O Projeto do Conectoma Humano é um projeto
que enfrenta dificuldades mil vezes mais difíceis do que foram as dificuldades
do Projeto Genoma Humano. Mas sendo uma quase impossibilidade, mapear toda a
conectividade do cérebro, no princípio do Projeto Genoma Humano também havia
o mesmo ceticismo, e no entanto, o objetivo foi concretizado. Cada parte é
marcada para depois ser visualizada por microscopia eletrónica, cujas imagens em 3D coloridas são
construídas por potentes computadores. As cores vêm dos
metais pesados. Não é necessário ter todo o conectoma
mapeado para começar a beneficiar quem sofra de algumas doenças. Por isso, os
neurocientistas também estão otimistas, embora estimativas atuais apontem para
um ou dois séculos, até se chegar ao fim do mapeamento de todos os
circuitos cerebrais. Claro que continuarão a persistir certas questões que já se discutem desde Platão, para as quais o conectoma não terá resposta.
Afinal, tal como
aconteceu com o Genoma Humano, os mapas arquitetónicos não dizem tudo.
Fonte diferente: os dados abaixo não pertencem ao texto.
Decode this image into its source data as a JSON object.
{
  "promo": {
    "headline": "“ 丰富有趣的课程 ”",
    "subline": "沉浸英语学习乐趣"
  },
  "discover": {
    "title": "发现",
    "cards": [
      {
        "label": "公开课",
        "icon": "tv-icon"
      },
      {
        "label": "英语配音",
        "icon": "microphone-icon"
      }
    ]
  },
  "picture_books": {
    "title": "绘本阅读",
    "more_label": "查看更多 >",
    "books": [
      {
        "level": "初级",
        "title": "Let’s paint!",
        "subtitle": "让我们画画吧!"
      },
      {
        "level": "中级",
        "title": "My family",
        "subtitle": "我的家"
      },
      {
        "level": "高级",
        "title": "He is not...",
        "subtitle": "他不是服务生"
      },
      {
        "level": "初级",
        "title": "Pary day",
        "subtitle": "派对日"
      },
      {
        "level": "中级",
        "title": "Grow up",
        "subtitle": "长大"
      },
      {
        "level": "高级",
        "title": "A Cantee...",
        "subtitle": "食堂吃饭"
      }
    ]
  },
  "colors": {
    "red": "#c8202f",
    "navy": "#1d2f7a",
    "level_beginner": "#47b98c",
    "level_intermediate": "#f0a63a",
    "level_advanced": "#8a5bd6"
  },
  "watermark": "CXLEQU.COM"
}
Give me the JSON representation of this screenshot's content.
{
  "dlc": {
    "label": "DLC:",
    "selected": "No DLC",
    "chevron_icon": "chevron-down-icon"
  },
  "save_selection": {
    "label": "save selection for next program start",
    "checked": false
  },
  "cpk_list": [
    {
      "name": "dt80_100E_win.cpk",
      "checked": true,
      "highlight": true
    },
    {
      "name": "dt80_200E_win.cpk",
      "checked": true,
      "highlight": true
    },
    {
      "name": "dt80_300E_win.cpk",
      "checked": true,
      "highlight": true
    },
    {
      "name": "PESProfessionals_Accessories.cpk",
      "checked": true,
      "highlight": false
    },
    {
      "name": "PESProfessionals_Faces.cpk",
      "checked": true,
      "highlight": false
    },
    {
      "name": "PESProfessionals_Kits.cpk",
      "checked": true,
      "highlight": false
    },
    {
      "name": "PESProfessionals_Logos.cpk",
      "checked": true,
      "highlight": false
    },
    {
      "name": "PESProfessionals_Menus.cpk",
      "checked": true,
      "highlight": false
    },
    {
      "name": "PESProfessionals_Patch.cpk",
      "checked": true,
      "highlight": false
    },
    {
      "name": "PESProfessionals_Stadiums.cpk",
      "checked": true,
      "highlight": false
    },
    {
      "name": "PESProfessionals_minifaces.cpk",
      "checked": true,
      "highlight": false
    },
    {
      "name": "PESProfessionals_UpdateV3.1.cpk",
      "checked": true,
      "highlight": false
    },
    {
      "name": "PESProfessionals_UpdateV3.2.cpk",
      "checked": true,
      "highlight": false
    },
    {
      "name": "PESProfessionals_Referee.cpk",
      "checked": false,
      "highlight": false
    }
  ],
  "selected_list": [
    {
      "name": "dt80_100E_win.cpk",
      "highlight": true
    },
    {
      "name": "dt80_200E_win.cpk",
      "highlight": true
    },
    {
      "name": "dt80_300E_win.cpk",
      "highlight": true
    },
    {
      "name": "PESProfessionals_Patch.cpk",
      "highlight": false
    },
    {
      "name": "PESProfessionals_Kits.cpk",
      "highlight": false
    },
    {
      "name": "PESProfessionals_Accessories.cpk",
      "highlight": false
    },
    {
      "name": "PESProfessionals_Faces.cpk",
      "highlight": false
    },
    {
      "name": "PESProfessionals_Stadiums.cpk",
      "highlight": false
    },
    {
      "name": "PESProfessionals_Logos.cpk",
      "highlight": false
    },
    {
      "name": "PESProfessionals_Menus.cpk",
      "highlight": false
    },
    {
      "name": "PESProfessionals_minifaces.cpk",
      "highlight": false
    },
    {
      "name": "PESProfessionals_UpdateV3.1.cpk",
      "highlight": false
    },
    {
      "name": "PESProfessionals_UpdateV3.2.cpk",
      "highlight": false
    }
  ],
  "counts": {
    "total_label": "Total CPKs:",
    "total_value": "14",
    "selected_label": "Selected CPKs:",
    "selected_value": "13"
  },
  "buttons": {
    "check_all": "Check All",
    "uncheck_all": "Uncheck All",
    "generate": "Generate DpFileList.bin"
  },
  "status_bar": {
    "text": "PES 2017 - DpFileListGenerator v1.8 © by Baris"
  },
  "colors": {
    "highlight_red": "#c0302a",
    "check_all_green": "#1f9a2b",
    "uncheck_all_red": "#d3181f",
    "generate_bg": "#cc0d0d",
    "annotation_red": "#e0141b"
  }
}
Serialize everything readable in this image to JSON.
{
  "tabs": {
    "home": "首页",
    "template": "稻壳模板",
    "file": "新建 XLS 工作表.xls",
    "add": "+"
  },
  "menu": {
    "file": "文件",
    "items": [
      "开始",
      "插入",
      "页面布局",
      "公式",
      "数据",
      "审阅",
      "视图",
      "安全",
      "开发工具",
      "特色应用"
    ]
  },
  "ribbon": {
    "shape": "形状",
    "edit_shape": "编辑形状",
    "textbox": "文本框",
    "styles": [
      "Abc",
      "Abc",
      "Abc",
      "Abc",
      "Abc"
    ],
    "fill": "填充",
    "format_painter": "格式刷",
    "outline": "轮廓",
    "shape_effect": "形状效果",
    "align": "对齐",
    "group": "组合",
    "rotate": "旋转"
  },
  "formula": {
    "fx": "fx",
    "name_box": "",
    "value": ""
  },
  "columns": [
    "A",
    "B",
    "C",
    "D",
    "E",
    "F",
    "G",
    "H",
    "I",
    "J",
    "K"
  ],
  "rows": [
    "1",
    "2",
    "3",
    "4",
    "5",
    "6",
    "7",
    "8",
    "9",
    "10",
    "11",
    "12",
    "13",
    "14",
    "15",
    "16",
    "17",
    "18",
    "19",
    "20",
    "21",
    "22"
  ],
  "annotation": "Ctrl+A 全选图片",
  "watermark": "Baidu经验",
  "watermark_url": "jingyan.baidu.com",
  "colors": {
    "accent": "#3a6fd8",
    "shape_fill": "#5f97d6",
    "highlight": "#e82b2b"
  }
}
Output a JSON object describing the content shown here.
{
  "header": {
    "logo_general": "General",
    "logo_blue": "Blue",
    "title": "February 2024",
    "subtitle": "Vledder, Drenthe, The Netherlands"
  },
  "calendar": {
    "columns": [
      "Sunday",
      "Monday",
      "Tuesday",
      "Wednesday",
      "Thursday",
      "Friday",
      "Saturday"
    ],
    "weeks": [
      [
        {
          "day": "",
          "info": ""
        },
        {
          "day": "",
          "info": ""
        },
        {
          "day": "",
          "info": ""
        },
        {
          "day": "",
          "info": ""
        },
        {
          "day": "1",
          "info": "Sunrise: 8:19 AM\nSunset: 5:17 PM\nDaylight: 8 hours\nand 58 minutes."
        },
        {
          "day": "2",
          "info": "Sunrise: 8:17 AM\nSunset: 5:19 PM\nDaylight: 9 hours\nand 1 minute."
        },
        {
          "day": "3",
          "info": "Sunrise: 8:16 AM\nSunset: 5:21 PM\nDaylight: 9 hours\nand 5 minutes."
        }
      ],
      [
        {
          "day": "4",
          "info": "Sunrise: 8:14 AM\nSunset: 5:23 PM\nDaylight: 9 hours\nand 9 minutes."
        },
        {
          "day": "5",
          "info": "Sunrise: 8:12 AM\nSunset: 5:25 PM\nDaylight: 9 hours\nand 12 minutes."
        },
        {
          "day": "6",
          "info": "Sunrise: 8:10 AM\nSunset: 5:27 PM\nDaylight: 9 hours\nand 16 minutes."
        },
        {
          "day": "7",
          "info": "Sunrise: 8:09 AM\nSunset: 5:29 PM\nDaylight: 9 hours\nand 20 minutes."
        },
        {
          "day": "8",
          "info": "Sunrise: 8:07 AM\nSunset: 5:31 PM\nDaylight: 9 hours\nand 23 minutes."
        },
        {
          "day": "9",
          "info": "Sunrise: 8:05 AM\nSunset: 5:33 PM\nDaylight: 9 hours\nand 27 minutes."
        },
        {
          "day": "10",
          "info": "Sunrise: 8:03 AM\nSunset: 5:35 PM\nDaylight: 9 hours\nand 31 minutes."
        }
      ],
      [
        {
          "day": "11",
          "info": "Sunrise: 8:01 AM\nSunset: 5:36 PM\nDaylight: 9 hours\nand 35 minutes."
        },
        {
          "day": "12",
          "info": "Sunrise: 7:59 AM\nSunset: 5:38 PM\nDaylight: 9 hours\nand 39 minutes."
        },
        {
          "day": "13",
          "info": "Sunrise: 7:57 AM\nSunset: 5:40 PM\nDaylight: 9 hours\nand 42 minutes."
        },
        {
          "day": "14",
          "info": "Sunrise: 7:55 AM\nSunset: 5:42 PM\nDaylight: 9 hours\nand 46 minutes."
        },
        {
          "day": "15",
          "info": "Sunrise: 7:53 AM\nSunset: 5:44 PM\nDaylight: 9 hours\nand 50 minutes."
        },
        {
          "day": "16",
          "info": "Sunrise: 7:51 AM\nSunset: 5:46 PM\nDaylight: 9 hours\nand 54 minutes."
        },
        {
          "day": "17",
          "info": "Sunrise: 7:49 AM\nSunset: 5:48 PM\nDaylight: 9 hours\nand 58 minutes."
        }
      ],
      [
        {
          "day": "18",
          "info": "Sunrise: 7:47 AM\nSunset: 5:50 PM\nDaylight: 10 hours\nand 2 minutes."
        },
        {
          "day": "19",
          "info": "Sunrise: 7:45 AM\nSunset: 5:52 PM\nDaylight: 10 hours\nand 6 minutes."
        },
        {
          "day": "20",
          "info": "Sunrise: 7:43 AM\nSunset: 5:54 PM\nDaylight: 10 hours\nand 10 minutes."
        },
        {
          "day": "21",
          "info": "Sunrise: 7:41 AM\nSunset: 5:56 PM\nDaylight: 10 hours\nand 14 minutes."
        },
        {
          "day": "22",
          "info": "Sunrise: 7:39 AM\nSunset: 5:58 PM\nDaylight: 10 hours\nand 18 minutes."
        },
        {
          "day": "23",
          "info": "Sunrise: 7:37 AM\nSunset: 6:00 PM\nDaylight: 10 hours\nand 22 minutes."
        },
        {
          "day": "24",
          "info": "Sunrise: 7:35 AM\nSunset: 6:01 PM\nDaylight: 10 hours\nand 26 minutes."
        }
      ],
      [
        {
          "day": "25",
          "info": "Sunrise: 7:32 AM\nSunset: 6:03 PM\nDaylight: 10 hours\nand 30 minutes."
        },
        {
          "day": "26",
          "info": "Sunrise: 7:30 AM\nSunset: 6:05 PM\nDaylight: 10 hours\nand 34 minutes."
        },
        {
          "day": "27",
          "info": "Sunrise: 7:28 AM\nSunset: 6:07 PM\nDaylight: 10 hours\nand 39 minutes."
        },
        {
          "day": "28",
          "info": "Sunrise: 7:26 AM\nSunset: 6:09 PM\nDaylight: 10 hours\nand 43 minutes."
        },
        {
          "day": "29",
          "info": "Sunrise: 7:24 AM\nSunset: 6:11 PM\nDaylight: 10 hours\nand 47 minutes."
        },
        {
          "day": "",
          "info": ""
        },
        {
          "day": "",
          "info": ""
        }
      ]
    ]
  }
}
E em
relação à mente humana a questão ainda é mais difícil: “Como emerge a mente
humana?”. A plasticidade do tecido nervoso é muito grande, e a arquitetura é
tão individual tal como é única a experiência de vida de cada um. Mesmo dois
gémeos homozigóticos terão conectomas
diferentes. Aliás, é o que se passa com as impressões digitais. Nem estes gémeos
têm impressões digitais iguais. Assim como o genoma é algo mais do que a mera justaposição de genes, também o conectoma
é algo mais do que as simples ligações neuronais e toda a sua arquitetura de
ligações. É o que alguns cientistas muito bem dizem: “o conjunto é mais do
que a soma das partes”. Mas o fundamento do conectoma
é precisamente dar o padrão das interações dinâmicas que correspondem à
cognição humana.
Mas voltando um
pouco ao princípio, o conectoma
corresponde mais à substância branca do que à substância cinzenta. Estes termos
eram designações clássicas da massa do cérebro, sendo que a mais falada era a
massa cinzenta. É conhecida a expressão popular: “este indivíduo tem boa massa
cinzenta”, para se referir que ele é inteligente. Todo o sistema nervoso
central tem massa cinzenta, que corresponde às camadas onde estão situados os
corpos das células nervosas. Mas a substância branca só tem, praticamente, as
ramificações dos neurónios - axónios - e que se ligam às dendrites.
Os axónios são revestidos por uma membrana chamada mielina. É parecida com
a manga de plástico que envolve os fios elétricos. A brancura vem da mielina.
A bem dizer, no vivo, sobretudo a cinzenta, tem mais uma cor rosada devido à
rede capilar sanguínea que irriga os neurónios. A substância branca é a região
das grandes comunicações, em que os axónios conectam as ramificações dendríticas à volta do corpo celular do neurónio. Por estimativa, com os axónios de um homem de 20 anos, se os
ligássemos todos em linha daria um fio com cerca de 176.000 km. Aos 80 anos
apenas daria para um fio de cerca de 100.000 Km.
Mapear o cérebro
todo em 3D pode dar trabalho e levar muitas décadas, mas vai ser possível
fazê-lo. Só para se ter uma ideia, os cientistas do Instituto Max Planck, na
Alemanha, ainda só conseguiram mapear uma rede de 100 neurónios do cérebro de outro animal. Ora, estima-se
que o cérebro humano tem cerca de 709 neurónios, e 1014 ligações
sinápticas entre axónios e dendrites. Cada neurónio pode estar ligado a cerca de mil
outros.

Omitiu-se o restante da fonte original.